一方の公明党ですが、高市自民にNOを突きつけ連立を離脱した狙いは不明でしたが(中国からの圧力という噂もあります)、連携相手を立民に切り替えて比例区で生き残っていくというサバイバル戦略は正しいでしょう。支持者の高齢化の中、そうしないと単独での生き残りはあり得ませんから。
かなり揉めるとは思いますが、新党の比例名簿の上位に据えられれば、公明出身者は従来程度には残るかと。でも選挙後には立民出身の議員から「こんな連携はメリットがない」と再び拒否反応が出る可能性が高いので、今回限りの「選挙互助会」に終わるかも。
ちなみに、「なぜ新党は衆議院だけ対象で、参議院や地方議会は立民・公明を残したままにするの?」という疑問をお持ちではないですか。実はこうしないと政党補助金を受け取れないからです。
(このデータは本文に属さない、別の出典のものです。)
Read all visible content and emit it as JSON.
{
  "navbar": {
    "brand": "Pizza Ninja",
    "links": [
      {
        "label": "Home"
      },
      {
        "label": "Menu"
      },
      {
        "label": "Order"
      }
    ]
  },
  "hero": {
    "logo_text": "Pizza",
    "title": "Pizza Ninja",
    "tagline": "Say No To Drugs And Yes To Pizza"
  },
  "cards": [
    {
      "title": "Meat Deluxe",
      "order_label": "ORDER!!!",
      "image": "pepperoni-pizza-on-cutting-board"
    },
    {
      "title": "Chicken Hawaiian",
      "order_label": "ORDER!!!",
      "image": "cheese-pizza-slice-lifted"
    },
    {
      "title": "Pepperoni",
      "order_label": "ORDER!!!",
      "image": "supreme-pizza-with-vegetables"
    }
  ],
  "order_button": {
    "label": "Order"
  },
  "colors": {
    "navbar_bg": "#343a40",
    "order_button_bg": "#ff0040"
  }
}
こうした姑息な部分には古だぬき達の知恵は回るのですね。
3.国民民主党
与党にも加わらず、野党連合の話も拒否し、居心地のよい「ゆ党」のままで「責任は取らず、成果はアピール」といういいとこ取りを今後とも狙っていく気満々ですが、今回の総選挙では埋没する恐れも大です。
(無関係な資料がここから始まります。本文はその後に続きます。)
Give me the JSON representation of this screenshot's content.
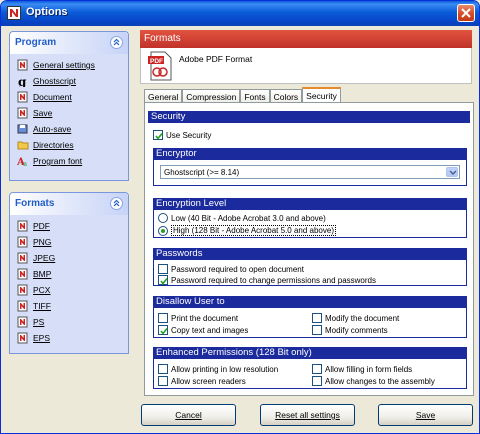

そもそも最近の選挙で躍進できたのは、自民党の保守支持派が、岸田-石破と続いた中途半端なリベラル政権に愛想を尽かして一時的に国民等に乗り換えた「漁夫の利」のおかげです。高市政権発足でそうした支持者が自民に戻れば、自ずと国民への投票は大幅に減ります。
党首・玉木氏の発信力と幹事長・榛葉氏の統率力でここまで来ましたが、あまりに短期決戦ゆえか選挙公約は「急ごしらえさ」が丸見えです(「もっと手取りを増やす」として細かいものを挙げていますが、中身は相変わらず財源無視)。少々やばいですよ。でも立民支持者の一部が流れ込む可能性も残っています。
4.日本維新の会
政権与党になったはいいけど(「議員定数削減」という誰も関心のない政策目標を振り回すだけで)何の成果も生み出せていない同党。今回の総選挙では「府知事・市長のダブル辞任・選挙」と三度目の「大阪都構想」を掲げて、関西の地盤を固めることに必死です。後者は地元・大阪で既に2度も拒否されており、さすがに「もう結構」と呆れられています。しかも同党議員の問題が続出しており、ガバナンスに大きな疑問符も付いています。
自民との選挙協力はしないと言っていますが、もう全国に候補者を立てる体力も党勢もないでしょう。身の丈に合わせて地方政党に回帰するのであれば自民との連携も長続きするので、これもアリかも知れません。
5.参政党
今回の総選挙で一番注目される勢力です。本来なら高市政権と指向性がかなりバッティングするため、これまでの党勢拡大傾向が萎んでしまうと危惧されるはずですが、神谷代表は意外と意気盛んです。むしろ「自民党議員で反高市の人の選挙区に対抗馬を立てる」「今後も方針が合致する政策については高市政権に協力する」と、日本維新の会よりも与党っぽいのです。
現実的に同党の支持者は(国民と違って)若い世代が随分と多く、SNSでの神谷代表の演説などに共感しているようです(「意外と」と言っては失礼かもしれませんが、まともな内容ですよ)。彼らは元々自民支持者ではないので、高市さんが総裁になったからといって自民に鞍替えする訳ではないのでしょう。まだこの党は伸びるかも知れませんね。